Property	Description
patterns	Extracted patterns from TypeScript and/or Gherkin sources
tagRegistry	Tag registry for category lookups
workflow	Optional workflow configuration for phase names (can be undefined)
contextInferenceRules	Optional rules for inferring bounded context from file paths

PipelineOptions (interface)

/**
 * Options for building a MasterDataset via the shared pipeline.
 *
 * DD-1: Factory lives at src/generators/pipeline/build-pipeline.ts.
 * DD-2: mergeConflictStrategy controls per-consumer conflict handling.
 * DD-3: exclude, contextInferenceRules support future orchestrator
 *        migration without breaking changes.
 *
 */

interface PipelineOptions {
  readonly input: readonly string[];
  readonly features: readonly string[];
  readonly baseDir: string;
  readonly mergeConflictStrategy: 'fatal' | 'concatenate';
  readonly exclude?: readonly string[];
  readonly workflowPath?: string;
  readonly contextInferenceRules?: readonly ContextInferenceRule[];
  /** DD-3: When false, skip validation pass (default true). */
  readonly includeValidation?: boolean;
  /** DD-5: When true, return error on individual scan failures (default false). */
  readonly failOnScanErrors?: boolean;
}

Property	Description
includeValidation	DD-3: When false, skip validation pass (default true).
failOnScanErrors	DD-5: When true, return error on individual scan failures (default false).
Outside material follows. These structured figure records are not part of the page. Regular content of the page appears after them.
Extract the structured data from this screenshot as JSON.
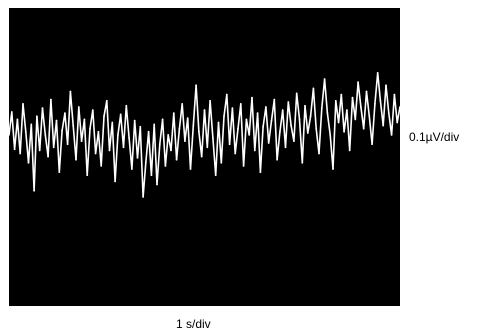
{
  "chart_data": {
    "type": "line",
    "title": "",
    "xlabel": "1 s/div",
    "ylabel": "0.1µV/div",
    "grid": false,
    "legend": "none",
    "colors": {
      "screen_background": "#000000",
      "trace": "#ffffff"
    },
    "series": [
      {
        "values": [
          0.05,
          0.42,
          -0.18,
          0.3,
          -0.25,
          0.55,
          0.1,
          -0.4,
          0.22,
          -0.85,
          0.35,
          -0.2,
          0.48,
          0.05,
          -0.3,
          0.62,
          -0.15,
          0.28,
          -0.55,
          0.12,
          0.4,
          -0.1,
          0.75,
          0.2,
          -0.35,
          0.5,
          -0.05,
          0.3,
          -0.6,
          0.15,
          0.45,
          -0.25,
          0.1,
          -0.45,
          0.35,
          0.6,
          -0.2,
          0.25,
          -0.7,
          0.05,
          0.38,
          -0.15,
          0.52,
          0.0,
          -0.5,
          0.28,
          -0.32,
          0.18,
          -0.95,
          -0.4,
          0.1,
          -0.6,
          0.22,
          -0.75,
          -0.1,
          0.3,
          -0.45,
          0.05,
          -0.2,
          0.4,
          -0.35,
          0.15,
          0.55,
          -0.05,
          0.32,
          -0.5,
          0.2,
          0.85,
          0.1,
          -0.3,
          0.45,
          -0.15,
          0.6,
          0.0,
          -0.6,
          0.25,
          -0.4,
          0.35,
          0.7,
          -0.1,
          0.48,
          -0.25,
          0.15,
          0.55,
          -0.45,
          0.3,
          0.05,
          0.65,
          -0.2,
          0.4,
          -0.55,
          0.18,
          0.5,
          -0.08,
          0.28,
          0.62,
          -0.35,
          0.1,
          0.45,
          -0.15,
          0.58,
          0.2,
          -0.05,
          0.72,
          0.3,
          -0.4,
          0.52,
          0.08,
          0.35,
          0.8,
          0.15,
          -0.25,
          0.48,
          0.95,
          0.4,
          0.05,
          -0.5,
          0.6,
          0.25,
          0.7,
          0.1,
          0.45,
          -0.2,
          0.65,
          0.3,
          0.9,
          0.5,
          0.15,
          0.75,
          0.35,
          -0.1,
          0.55,
          1.05,
          0.6,
          0.2,
          0.85,
          0.4,
          0.05,
          0.7,
          0.25,
          0.5
        ]
      }
    ]
  }
}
PipelineResult (interface)

/**
 * Successful pipeline result containing the dataset and validation summary.
 *
 */

interface PipelineResult {
  readonly dataset: RuntimeMasterDataset;
  readonly validation: ValidationSummary;
  readonly warnings: readonly PipelineWarning[];
  readonly scanMetadata: ScanMetadata;
}

Orchestrator Pipeline Responsibilities

Invariant: The orchestrator is the integration boundary for full docs generation: it delegates dataset construction to the shared pipeline, then executes codecs and writes files.

Rationale: Splitting orchestration into dataset construction (shared) and output execution (orchestrator-owned) keeps Data API and validation consumers aligned on one read-model path while preserving generator-specific output handling.

Steps 1-8 via buildMasterDataset()

Steps 1-8 (config load, TypeScript/Gherkin scan + extraction, merge, hierarchy derivation, workflow load, and transformToMasterDataset) are delegated to buildMasterDataset().

Steps 9-10: Codec Execution and File Writing

After dataset creation, the orchestrator owns Step 9 (codec execution per generator, output rendering, additional file fan-out) and Step 10 (path validation, overwrite policy, and persisted file writes).

When to Use

Running complete documentation generation programmatically
Integrating doc generation into build scripts
Testing the full pipeline without CLI overhead

Shared Pipeline Factory Responsibilities

Invariant: buildMasterDataset() is the shared factory for Steps 1-8 of the architecture pipeline and returns Result<PipelineResult, PipelineError> without process-level side effects.

Rationale: Centralizing scan/extract/merge/transform flow prevents divergence between CLI consumers and preserves a single ADR-006 read-model path.

8-Step Dataset Build Flow

The factory owns: configuration load, TypeScript scan + extraction, Gherkin scan + extraction, merge conflict handling, hierarchy child derivation, workflow load, and transformToMasterDataset with validation summary.

Consumer Architecture and PipelineOptions Differentiation

Three consumers share this factory: process-api, validate-patterns, and the generation orchestrator. PipelineOptions differentiates behavior by mergeConflictStrategy (fatal vs concatenate), includeValidation toggles, and failOnScanErrors policy without forking pipeline logic.

When to Use

Any consumer needs a MasterDataset without rewriting scan/extract/merge flow
CLI consumers require differentiated conflict strategy and validation behavior
Orchestrator needs a shared steps 1-8 implementation before codec/file execution

MasterDataset View Fan-out

Pre-computed view fan-out from MasterDataset (single-pass transform):

graph TB
    MD[MasterDataset]
    MD --> byStatus["byStatus<br/>(completed / active / planned)"]
    MD --> byPhase["byPhase<br/>(sorted, with counts)"]
    MD --> byQuarter["byQuarter<br/>(keyed by Q-YYYY)"]
    MD --> byCategory["byCategory<br/>(keyed by category name)"]
    MD --> bySource["bySource<br/>(typescript / gherkin / roadmap / prd)"]
    MD --> counts["counts<br/>(aggregate statistics)"]
    MD --> RI["relationshipIndex?<br/>(forward + reverse lookups)"]
    MD --> AI["archIndex?<br/>(role / context / layer / view)"]